Almost unconsciously, gripped by fear and a need to see, Felon muttered a prayer. A soft, warm, yellow light—like the gentle glow of a firefly—began to emanate from the holy pendant at his chest, pushing back the shadows in a small, five-foot radius.

"Extinguish that light. NOW." Edmund's command was a hissed whisper, but it was too late.

The gentle glow fell upon the shimmering strands of webs overhead, reflecting in eight hundred tiny, clustered points of green light.

Skitter-skitter-click.

The sound came from all around them, from the shadows just beyond the reach of the cursed light.

"Oh, merciful gods," Kalia breathed, her hand flying to her mouth.

From the weeping trees and behind thick roots, six shapes detached themselves from the gloom. They were the smallest of the brood—each two feet tall, with leg spans that made them seem larger. Their multiple eyes fixated on the three intruders, and their abdomens lifted, tips pulsing with a familiar, deadly green.

"Get behind me!" Edmund barked, his dagger already in one hand. With the other, he made a sharp, pulling motion in the air.

He immediately drew his sword, and as his mana surged, a shimmering, pale blue aura coated the blade from hilt to tip. There was no time for finesse, no room for the butler's poise.

"Your light just rang the dinner bell, boy," Edmund said, his voice cold as iron. "Now, you will learn why you should always listen."
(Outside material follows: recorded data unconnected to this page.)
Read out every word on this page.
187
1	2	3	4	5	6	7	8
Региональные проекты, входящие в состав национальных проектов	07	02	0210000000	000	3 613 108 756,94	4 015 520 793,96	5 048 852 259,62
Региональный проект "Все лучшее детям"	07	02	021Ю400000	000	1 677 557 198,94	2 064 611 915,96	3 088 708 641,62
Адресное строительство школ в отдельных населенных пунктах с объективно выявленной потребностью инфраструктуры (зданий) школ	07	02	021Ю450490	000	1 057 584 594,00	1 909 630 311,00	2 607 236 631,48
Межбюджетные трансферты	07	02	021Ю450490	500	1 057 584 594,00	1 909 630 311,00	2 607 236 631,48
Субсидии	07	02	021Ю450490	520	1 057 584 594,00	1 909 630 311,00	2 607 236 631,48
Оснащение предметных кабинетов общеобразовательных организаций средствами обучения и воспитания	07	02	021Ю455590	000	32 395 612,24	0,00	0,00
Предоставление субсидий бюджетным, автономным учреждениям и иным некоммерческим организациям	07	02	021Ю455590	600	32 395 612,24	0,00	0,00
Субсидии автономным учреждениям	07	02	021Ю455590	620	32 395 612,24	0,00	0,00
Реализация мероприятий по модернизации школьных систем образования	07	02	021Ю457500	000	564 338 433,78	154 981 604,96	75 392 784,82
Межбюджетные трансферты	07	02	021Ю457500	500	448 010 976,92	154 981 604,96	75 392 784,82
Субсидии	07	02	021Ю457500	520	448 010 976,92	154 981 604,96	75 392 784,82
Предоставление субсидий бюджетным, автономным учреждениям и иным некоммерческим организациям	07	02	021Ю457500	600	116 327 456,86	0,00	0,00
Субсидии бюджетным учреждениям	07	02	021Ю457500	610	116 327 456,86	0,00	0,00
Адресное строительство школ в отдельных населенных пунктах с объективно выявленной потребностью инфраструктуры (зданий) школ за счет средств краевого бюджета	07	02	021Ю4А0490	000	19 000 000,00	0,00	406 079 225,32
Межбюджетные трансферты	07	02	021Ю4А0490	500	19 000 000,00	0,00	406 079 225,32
The first venomous spittle shot through the air. Edmund didn't dodge. He stepped into its path, his body a controlled blur as he shoved Kalia aside with his shoulder. The venom sizzled past his cloak, missing by an inch. His other hand snapped up, a small, elegant crossbow now held steady.

Thwip.

The bolt, its tip faintly glowing with the barest hint of raw mana he'd channeled into it, streaked across the short distance and took the lead spider directly in its largest central eye. It shrieked—a high-pitched, horrifying sound—and stumbled back, its legs curling inward.

"Stay close to that tree. Do not move," Edmund ordered the priests, his gaze never leaving the remaining five now fanning out, their skittering forming a sinister, clicking half-circle. He adjusted his grip on his mana-coated sword. The lesson in the dead zone was about to be delivered, and it would be merciless.